The other night it was me and Jimbo and Stan, down at the lodge hall. “Do you think they’ll ever let a woman fly an airplane?” Jimbo asked reflectively.

“Hell, no! Their eyelashes are too damn long,” Stan opined. He has lots of opinions and loves to opine!

Gus arrived late—as usual! He asked us what we were fussing about this time.

“Women,” said Stan with his characteristic grunt.

“Gender is performative,” said Gus.

All of a sudden we realized he was right. So then we had to find something else to talk about. I don’t suppose there is anything more satisfying in the world than a cold beer with a couple of trusted old friends who are in the mood to shoot the breeze.

“Hey, guys, remember that time we found a pencil?” said Jimbo.

“Good times,” said Gus.

Even Stan had to admit it was great when we found the pencil that time.

When you’ve been around the same people all your life, in the same little town, you build up a treasury of simple pleasures that is worth more than all of the gold of mighty kings. I remember just sitting there looking at Stan’s face, thinking, I know every wrinkle and pockmark on that surly pan of his. He has this one eyebrow hair that’s not even attached to his other eyebrows. It kind of grows out of the side of his head, next to his other eyebrow hairs. I don’t even think he knows he has it. It just gets longer and longer. I can’t even believe it. It’s literally making me physically ill to look at it. Why didn’t I accomplish something with my life? Oh well! Too late now!

“That pencil was so sharp!” said Jimbo. “I can’t believe somebody could drop a pencil on the sidewalk and the lead wouldn’t even break. You could still write with it, no problem.”

“Do you still have it?” asked Gus.

“I lost it,” said Jimbo.

Typical Jimbo! We all had a good laugh, Jimbo included.

“You know, that’s not really lead they use in pencils,” said Stan. “I think it’s graphite or something.”

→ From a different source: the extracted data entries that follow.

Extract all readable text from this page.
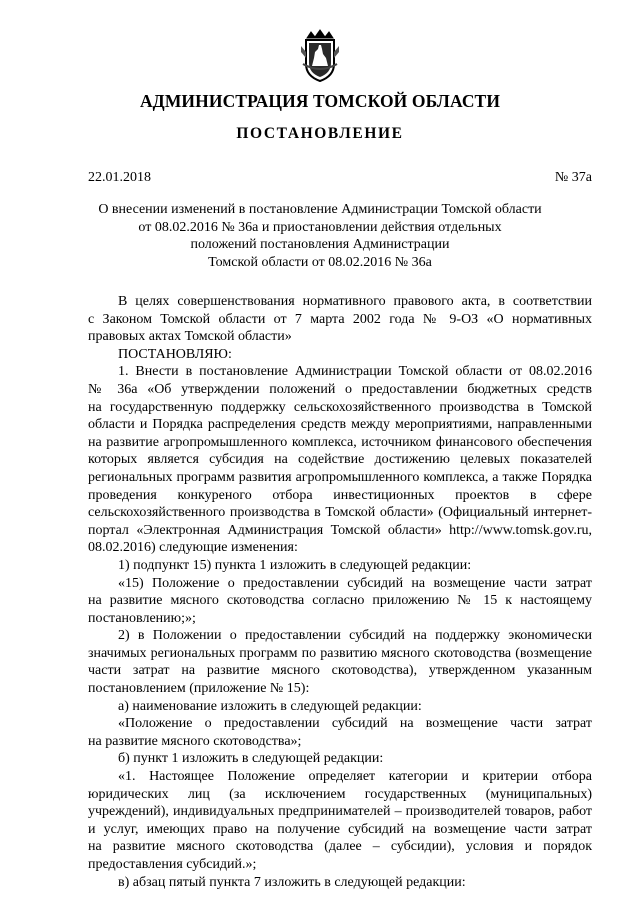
АДМИНИСТРАЦИЯ ТОМСКОЙ ОБЛАСТИ
ПОСТАНОВЛЕНИЕ
22.01.2018	№ 37а
О внесении изменений в постановление Администрации Томской области
от 08.02.2016 № 36а и приостановлении действия отдельных
положений постановления Администрации
Томской области от 08.02.2016 № 36а
В целях совершенствования нормативного правового акта, в соответствии
с Законом Томской области от 7 марта 2002 года № 9-ОЗ «О нормативных
правовых актах Томской области»
ПОСТАНОВЛЯЮ:
1. Внести в постановление Администрации Томской области от 08.02.2016
№ 36а «Об утверждении положений о предоставлении бюджетных средств
на государственную поддержку сельскохозяйственного производства в Томской
области и Порядка распределения средств между мероприятиями, направленными
на развитие агропромышленного комплекса, источником финансового обеспечения
которых является субсидия на содействие достижению целевых показателей
региональных программ развития агропромышленного комплекса, а также Порядка
проведения конкуреного отбора инвестиционных проектов в сфере
сельскохозяйственного производства в Томской области» (Официальный интернет-
портал «Электронная Администрация Томской области» http://www.tomsk.gov.ru,
08.02.2016) следующие изменения:
1) подпункт 15) пункта 1 изложить в следующей редакции:
«15) Положение о предоставлении субсидий на возмещение части затрат
на развитие мясного скотоводства согласно приложению № 15 к настоящему
постановлению;»;
2) в Положении о предоставлении субсидий на поддержку экономически
значимых региональных программ по развитию мясного скотоводства (возмещение
части затрат на развитие мясного скотоводства), утвержденном указанным
постановлением (приложение № 15):
а) наименование изложить в следующей редакции:
«Положение о предоставлении субсидий на возмещение части затрат
на развитие мясного скотоводства»;
б) пункт 1 изложить в следующей редакции:
«1. Настоящее Положение определяет категории и критерии отбора
юридических лиц (за исключением государственных (муниципальных)
учреждений), индивидуальных предпринимателей – производителей товаров, работ
и услуг, имеющих право на получение субсидий на возмещение части затрат
на развитие мясного скотоводства (далее – субсидии), условия и порядок
предоставления субсидий.»;
в) абзац пятый пункта 7 изложить в следующей редакции:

“Old Professor Know-It-All,” I said joshingly. “Where’d you hear that, on your computer programs and whatnot?”

Stan knew I really “had his number.” Another round of laughter rang through the night.

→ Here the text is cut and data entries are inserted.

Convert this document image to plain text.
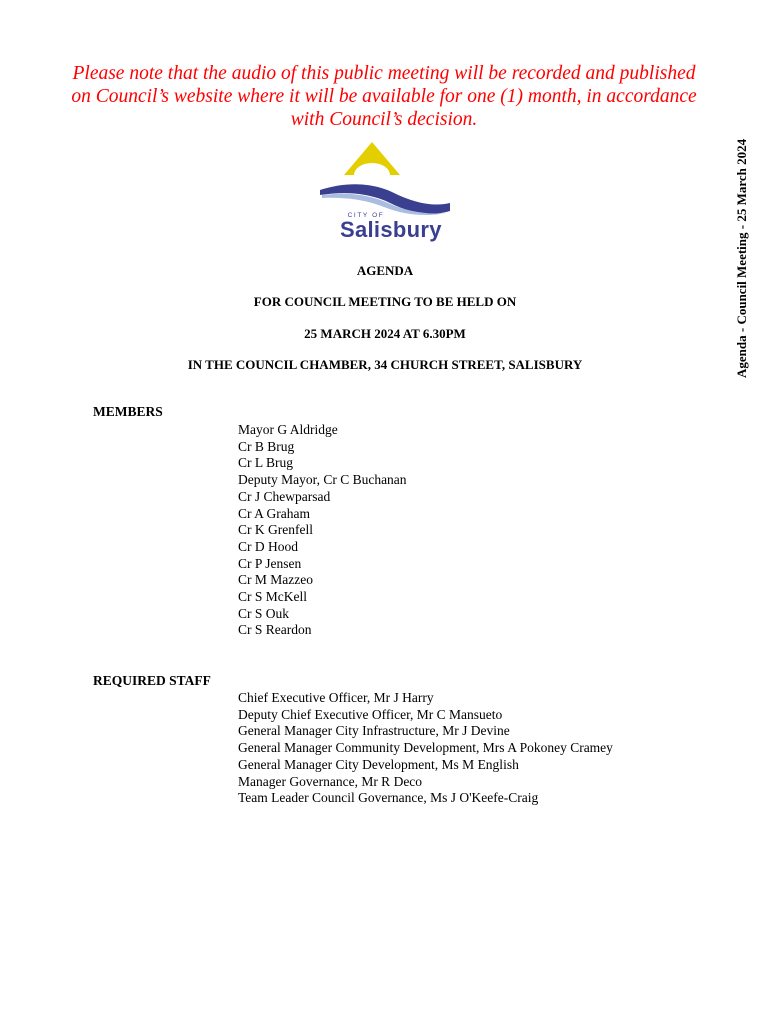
Please note that the audio of this public meeting will be recorded and published on Council’s website where it will be available for one (1) month, in accordance with Council’s decision.
Agenda - Council Meeting - 25 March 2024
CITY OF
Salisbury
AGENDA
FOR COUNCIL MEETING TO BE HELD ON
25 MARCH 2024 AT 6.30PM
IN THE COUNCIL CHAMBER, 34 CHURCH STREET, SALISBURY
MEMBERS
Mayor G Aldridge
Cr B Brug
Cr L Brug
Deputy Mayor, Cr C Buchanan
Cr J Chewparsad
Cr A Graham
Cr K Grenfell
Cr D Hood
Cr P Jensen
Cr M Mazzeo
Cr S McKell
Cr S Ouk
Cr S Reardon
REQUIRED STAFF
Chief Executive Officer, Mr J Harry
Deputy Chief Executive Officer, Mr C Mansueto
General Manager City Infrastructure, Mr J Devine
General Manager Community Development, Mrs A Pokoney Cramey
General Manager City Development, Ms M English
Manager Governance, Mr R Deco
Team Leader Council Governance, Ms J O'Keefe-Craig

“Do you still have that piece of pencil lead in your knee from second grade?” Gus asked me.

“Don’t you mean graphite?” I kidded.

“Stop riding me!” Stan shouted, his mouth suddenly awash in froth.

“Easy there, Professor Sensitive Head,” I prodded. “You just don’t know when to let it go!” insisted Stan.

He came at me. I sidestepped him easily and he stumbled, striking the back of his head on the corner of a large oaken podium and dying instantly.

Jimbo, Gus, and I made a solemn pact never to reveal what happened that night. We took Stan’s lifeless body down to the edge of the swamp and rolled it in.

“Stan may have been an ornery cuss,” said Jimbo when it was over, “but when all was said and done, he was a man.”

“Jimbo, you’d be the first to crack,” said Gus. “You’re weak! Weak!”

Suddenly Jimbo stabbed Gus to death with a pencil. I didn’t see that coming! I thought it would be the other way around.

“You saw it!” cried Jimbo, weeping fulsomely and grabbing me by my soiled lapels. “He was going to kill me first!”

“I thought you said you lost that pencil,” I said.

“I did,” replied Jimbo. “This is another pencil.”

Suddenly hands came up from the swamp and grabbed Jimbo’s legs.

It was Stan!

“Stan, thank goodness, I thought you were dead,” I said.

“Wrong again,” joked Stan.

“Then I killed Gus for nothing,” remarked Jimbo good-humoredly.

“Nope,” said Gus, waving merrily from atop a cypress root. “I’m alive, too, no thanks to you chumps!” He folded his arms and pretended to be cross.

“Guys, this is hilarious,” I said. “Do you know what I forgot until just now? It’s my birthday!”